Zatrzymani należeli do większego międzynarodowego gangu. Według wstępnych szacunków rosyjskich organów ścigania, wymusił on od brytyjskich serwisów bukmacherskich łącznie blisko 40 mln funtów. Przestępcom z Moskwy postawiono zarzuty "wymuszania oraz stosowania szkodliwych programów komputerowych". Zgodnie z tamtejszym kodeksem karnym grozi im od 3 do 15 lat więzienia.
Od października ubiegłego roku hakerzy atakowali witryny internetowe, wysyłając ogromne ilości zapytań z różnych komputerów, znajdujących się w różnych częściach świata, aż serwery bukmacherów siadały. Ataki najczęściej odbywały się w trakcie ważnych zawodów sportowych, gdy klienci biur robili najwięcej zakładów. Następnie hakerzy dzwonili do firm i żądali pieniędzy w zamian za zaprzestanie ataków. - Najpierw przeszkadzali w zarabianiu pieniędzy, a potem żądali haraczy w zamian nie robienie kłopotów - powiedział rosyjskiemu dziennikowi "Wiedomosti" Jewgienij Jakimowicz, szef wydziału K odpowiedzialnego w rosyjskim MSW za zwalczanie przestępstw w sferze wysokich technologii.
Wielkość haraczy wahała się od 5 do 50 tys. funtów. Dwa biura bukmacherskie zgodziły się zapłacić po 40 tys. funtów i udały do Scotland-Yardu. Jedna z tych firm to Canbet Sports Bookmakers. Miesiąc po tym, gdy zapłaciła ona hakerom, policja zatrzymała 10 osób w Rydze. Studiując komputery Łotyszy, Brytyjczycy wpadli na trop Rosjan. Ofiarami cybergangu padły również takie serwisy jak William Hill czy Blue Square oraz kilka firm amerykańskich, kanadyjskich i australijskich.

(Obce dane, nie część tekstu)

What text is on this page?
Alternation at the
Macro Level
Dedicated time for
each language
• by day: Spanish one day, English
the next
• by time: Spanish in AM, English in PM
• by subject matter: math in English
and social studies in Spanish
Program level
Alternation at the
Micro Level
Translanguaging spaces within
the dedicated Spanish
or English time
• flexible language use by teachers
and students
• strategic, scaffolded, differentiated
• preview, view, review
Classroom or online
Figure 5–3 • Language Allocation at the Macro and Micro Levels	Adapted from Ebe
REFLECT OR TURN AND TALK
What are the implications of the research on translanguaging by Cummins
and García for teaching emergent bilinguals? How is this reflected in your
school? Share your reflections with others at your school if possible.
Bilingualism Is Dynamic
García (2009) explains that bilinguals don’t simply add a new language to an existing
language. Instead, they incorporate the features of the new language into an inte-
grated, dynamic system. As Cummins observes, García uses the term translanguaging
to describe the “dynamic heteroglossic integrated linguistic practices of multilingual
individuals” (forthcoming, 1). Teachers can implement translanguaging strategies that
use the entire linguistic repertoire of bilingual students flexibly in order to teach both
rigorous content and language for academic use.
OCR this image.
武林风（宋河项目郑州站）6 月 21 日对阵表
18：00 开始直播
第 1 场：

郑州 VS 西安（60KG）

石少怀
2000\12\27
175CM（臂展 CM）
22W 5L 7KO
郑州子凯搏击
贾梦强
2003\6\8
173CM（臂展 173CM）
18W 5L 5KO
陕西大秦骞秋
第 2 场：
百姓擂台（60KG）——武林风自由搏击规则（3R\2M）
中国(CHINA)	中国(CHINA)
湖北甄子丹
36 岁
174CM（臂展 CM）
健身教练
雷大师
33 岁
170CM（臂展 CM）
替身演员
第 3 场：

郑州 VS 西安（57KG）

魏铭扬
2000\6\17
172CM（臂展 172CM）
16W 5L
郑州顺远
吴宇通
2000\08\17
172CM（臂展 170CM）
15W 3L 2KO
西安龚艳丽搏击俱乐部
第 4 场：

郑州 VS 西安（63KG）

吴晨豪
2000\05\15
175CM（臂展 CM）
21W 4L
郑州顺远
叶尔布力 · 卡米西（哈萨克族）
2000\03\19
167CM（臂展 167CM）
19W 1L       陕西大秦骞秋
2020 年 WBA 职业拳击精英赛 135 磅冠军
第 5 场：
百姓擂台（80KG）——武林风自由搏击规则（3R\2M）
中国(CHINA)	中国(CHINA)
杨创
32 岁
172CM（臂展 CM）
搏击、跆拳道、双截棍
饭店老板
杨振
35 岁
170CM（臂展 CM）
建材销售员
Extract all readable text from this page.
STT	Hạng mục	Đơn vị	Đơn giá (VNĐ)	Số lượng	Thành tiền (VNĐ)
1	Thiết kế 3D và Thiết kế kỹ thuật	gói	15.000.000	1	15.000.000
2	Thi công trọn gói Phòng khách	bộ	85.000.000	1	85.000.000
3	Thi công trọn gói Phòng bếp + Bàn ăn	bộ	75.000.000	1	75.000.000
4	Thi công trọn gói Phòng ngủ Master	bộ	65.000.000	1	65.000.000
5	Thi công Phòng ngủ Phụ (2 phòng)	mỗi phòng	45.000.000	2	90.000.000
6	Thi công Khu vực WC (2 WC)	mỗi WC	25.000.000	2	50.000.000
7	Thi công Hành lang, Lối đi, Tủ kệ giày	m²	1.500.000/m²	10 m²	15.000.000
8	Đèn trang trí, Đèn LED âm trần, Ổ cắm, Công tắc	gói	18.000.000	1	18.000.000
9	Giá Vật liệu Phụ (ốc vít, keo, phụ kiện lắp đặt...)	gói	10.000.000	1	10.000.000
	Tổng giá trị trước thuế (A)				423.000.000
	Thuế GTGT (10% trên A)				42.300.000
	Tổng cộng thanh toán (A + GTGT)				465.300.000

Zdaniem ekspertów hazard w internecie jest dobrym celem, gdyż oferujące go firmy same często naruszają prawo. I najczęściej nie idą z problemem na policję. Np. w USA zakłady online w ogóle są zabronione. - 90 proc. amerykańskich banków zablokuje płatność skierowaną na konto internetowego kasyna. Dlatego takie firmy najczęściej twierdzą, że prowadzą zupełnie inny typ działalności - uważa Igor Własow, administrator sieci rosyjskiej firmy Art-Biuro.
Rozbicie cybergangu jest efektem wspólnej operacji służb specjalnych Wielkiej Brytanii, Rosji, Estonii Australii, USA i Kanady. Pracownicy wydziału "K" przeprowadzili naloty w Moskwie, Sankt-Petersburgu oraz w okolicach Saratowa.